One of his most important life lessons is pretty straightforward — do the right thing.
In Dews’ eyes, players will have faced so much adversity in one game, not just the whole year, and that sometimes it’s hard to do the right thing, but that doesn’t mean players should not heed his words off the football field.
Dews first began to understand the messages his coaches gave him toward the end of his playing days at Liberty, where he says the messages became engrained in his mind.
As time wore on and his coaching career took him from Georgia to Pennsylvania, Michigan, Nevada and West Virginia, in addition to the time he spent “doing readings and devotions,” he became more active religiously.

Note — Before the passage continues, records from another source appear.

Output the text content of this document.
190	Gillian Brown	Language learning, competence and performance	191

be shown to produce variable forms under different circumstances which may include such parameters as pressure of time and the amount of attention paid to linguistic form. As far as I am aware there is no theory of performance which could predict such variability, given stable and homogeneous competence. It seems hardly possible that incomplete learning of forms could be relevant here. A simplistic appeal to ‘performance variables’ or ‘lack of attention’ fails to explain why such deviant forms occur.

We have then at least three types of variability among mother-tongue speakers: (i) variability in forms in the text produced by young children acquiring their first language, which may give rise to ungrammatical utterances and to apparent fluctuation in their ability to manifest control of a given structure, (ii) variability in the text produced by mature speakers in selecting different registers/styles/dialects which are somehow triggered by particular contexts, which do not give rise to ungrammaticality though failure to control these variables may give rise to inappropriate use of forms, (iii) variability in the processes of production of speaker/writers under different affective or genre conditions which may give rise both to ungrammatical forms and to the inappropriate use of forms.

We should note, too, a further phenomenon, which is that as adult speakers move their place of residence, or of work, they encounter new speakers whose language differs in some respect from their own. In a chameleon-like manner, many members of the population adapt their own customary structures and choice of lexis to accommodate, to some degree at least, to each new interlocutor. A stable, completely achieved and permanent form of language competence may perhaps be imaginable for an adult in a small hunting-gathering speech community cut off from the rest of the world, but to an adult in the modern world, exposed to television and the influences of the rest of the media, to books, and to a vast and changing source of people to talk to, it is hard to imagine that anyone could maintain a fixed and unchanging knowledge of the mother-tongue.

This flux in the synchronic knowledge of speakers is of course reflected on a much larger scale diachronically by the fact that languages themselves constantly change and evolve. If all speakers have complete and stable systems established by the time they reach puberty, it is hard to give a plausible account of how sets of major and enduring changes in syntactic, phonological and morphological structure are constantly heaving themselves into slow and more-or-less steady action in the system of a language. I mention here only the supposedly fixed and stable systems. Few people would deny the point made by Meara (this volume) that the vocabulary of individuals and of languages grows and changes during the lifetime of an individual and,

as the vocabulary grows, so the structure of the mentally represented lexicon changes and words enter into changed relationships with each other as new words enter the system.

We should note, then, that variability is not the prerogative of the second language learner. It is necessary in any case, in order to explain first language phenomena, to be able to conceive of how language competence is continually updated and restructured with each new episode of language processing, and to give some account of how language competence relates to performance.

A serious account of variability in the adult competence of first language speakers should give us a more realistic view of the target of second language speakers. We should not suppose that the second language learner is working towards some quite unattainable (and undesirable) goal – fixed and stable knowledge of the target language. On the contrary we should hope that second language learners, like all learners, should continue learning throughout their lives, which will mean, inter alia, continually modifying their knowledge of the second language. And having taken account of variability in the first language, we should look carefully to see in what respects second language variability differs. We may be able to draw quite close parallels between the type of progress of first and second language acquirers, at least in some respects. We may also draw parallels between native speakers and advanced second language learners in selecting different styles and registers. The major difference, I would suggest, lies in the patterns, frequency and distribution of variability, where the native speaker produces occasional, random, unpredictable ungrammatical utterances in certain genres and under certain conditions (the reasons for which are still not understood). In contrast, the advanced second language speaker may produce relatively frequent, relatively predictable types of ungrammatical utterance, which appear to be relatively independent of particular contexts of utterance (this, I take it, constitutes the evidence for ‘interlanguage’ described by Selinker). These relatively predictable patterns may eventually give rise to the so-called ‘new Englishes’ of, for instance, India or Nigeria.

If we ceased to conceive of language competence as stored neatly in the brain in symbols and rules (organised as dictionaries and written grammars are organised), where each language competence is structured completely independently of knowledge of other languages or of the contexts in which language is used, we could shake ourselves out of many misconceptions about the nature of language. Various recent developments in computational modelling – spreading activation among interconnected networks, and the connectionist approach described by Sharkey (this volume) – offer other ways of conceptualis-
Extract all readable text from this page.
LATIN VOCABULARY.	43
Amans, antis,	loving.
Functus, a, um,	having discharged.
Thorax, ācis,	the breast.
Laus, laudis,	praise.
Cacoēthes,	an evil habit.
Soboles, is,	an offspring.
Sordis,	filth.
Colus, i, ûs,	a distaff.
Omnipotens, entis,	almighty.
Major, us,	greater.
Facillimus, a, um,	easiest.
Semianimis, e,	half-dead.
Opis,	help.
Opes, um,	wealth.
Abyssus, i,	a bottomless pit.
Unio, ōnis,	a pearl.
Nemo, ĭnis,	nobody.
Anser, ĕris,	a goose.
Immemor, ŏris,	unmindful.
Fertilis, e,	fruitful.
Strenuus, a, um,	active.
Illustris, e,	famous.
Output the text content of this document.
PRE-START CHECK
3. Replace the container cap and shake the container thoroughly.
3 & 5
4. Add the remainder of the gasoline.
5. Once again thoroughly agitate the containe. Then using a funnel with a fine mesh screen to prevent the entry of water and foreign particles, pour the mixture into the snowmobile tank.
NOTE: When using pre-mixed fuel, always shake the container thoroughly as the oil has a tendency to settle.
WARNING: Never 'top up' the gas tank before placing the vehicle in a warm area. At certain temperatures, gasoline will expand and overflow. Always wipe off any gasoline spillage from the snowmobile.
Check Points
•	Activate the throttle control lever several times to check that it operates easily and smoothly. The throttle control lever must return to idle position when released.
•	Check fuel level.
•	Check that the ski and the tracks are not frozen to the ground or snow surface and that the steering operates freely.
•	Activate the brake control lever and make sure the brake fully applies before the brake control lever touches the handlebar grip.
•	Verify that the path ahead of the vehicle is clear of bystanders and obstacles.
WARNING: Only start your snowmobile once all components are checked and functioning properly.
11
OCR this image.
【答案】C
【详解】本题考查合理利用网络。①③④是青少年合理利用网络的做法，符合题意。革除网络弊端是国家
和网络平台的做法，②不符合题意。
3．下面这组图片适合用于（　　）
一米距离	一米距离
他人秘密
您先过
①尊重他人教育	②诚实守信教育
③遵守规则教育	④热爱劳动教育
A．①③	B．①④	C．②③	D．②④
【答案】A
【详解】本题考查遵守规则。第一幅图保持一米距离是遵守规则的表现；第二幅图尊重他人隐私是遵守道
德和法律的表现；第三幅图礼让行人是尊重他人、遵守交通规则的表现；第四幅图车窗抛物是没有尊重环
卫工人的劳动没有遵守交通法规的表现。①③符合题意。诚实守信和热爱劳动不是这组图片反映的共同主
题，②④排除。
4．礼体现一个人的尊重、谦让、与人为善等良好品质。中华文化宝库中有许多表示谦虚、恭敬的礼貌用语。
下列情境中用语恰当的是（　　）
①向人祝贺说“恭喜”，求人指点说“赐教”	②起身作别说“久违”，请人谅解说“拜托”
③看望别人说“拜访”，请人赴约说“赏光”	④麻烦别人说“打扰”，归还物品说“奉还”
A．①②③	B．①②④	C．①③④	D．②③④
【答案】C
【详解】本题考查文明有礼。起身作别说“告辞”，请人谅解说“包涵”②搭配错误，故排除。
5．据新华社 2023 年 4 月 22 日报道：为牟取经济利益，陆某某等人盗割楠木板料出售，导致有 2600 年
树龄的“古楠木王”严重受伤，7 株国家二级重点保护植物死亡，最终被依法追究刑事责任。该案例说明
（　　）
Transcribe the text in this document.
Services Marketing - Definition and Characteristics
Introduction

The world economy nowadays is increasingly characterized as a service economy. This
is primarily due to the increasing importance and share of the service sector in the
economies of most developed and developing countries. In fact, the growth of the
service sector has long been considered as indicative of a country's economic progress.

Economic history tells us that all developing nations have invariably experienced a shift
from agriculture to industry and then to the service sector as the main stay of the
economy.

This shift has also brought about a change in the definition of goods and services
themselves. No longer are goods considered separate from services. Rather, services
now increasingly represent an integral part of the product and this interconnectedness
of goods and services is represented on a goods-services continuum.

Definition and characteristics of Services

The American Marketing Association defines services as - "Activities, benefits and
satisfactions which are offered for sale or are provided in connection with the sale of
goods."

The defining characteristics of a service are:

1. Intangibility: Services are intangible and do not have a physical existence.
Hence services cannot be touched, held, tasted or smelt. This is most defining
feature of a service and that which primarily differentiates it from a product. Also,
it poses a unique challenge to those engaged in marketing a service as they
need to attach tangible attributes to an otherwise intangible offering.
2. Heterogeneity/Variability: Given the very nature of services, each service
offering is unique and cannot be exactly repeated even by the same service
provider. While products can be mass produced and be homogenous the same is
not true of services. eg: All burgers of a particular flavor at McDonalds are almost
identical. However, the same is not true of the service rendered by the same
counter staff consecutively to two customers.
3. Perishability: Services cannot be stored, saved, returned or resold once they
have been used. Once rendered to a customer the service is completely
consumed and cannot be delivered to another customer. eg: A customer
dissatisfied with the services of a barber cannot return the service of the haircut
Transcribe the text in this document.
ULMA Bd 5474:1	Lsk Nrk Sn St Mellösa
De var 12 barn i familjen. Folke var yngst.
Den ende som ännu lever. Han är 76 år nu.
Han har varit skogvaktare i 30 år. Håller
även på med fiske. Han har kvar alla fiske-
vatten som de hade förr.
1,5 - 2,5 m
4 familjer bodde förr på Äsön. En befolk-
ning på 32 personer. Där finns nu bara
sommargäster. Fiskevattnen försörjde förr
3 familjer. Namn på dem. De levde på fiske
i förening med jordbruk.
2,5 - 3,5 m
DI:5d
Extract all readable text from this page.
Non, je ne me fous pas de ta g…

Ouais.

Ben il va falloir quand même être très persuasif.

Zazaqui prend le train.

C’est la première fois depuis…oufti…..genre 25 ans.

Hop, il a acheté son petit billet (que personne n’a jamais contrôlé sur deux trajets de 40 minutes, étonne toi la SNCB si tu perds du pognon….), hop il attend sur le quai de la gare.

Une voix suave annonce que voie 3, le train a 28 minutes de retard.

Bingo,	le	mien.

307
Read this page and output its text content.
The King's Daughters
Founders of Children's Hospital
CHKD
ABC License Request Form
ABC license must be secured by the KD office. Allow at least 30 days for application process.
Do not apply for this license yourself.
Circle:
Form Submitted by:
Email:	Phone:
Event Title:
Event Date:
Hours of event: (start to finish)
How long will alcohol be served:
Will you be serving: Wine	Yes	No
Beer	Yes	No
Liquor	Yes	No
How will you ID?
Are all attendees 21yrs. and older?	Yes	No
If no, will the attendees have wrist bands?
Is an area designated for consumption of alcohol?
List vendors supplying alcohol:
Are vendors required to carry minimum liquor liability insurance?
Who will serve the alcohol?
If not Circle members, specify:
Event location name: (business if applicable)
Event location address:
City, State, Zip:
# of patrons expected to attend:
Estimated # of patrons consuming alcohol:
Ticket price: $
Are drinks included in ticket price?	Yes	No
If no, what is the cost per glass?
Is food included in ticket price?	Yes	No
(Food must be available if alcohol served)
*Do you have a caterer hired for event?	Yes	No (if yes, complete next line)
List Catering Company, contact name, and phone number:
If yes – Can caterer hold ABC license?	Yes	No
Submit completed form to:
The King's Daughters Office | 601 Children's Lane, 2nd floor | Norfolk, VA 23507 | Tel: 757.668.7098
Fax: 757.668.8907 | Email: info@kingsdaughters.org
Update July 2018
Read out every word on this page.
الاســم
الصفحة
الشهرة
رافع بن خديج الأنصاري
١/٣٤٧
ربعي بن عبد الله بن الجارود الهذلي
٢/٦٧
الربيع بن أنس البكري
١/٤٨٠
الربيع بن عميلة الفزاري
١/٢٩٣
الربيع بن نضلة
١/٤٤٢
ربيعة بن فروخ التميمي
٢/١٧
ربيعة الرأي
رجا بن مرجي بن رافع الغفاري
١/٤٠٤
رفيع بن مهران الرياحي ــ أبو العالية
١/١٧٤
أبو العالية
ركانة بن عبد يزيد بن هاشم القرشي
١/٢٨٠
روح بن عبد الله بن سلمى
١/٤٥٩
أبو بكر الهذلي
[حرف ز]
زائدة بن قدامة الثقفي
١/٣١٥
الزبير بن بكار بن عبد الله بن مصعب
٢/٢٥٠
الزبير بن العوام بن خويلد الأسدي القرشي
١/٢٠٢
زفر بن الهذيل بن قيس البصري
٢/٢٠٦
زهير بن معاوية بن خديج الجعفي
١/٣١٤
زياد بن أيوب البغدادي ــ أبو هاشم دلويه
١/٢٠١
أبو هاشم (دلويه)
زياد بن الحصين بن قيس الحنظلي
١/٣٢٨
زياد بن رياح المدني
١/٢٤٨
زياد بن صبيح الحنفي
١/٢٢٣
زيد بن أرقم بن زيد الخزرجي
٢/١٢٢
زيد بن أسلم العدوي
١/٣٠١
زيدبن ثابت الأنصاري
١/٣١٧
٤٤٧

Every coaching staff Dews has been a part of has had some sort of chapel that players and coaches have the ability to use, and the use of such chapels in union with learning to deal with other people has already made an impact on this year’s crop of receivers.
“It works for us because the receivers are an immature group, so Pastor Dews really brings us back in,” Miller said. “Every message is not just football. It’s football and becoming a man, and that’s what football is about. He’s done a great job with that.”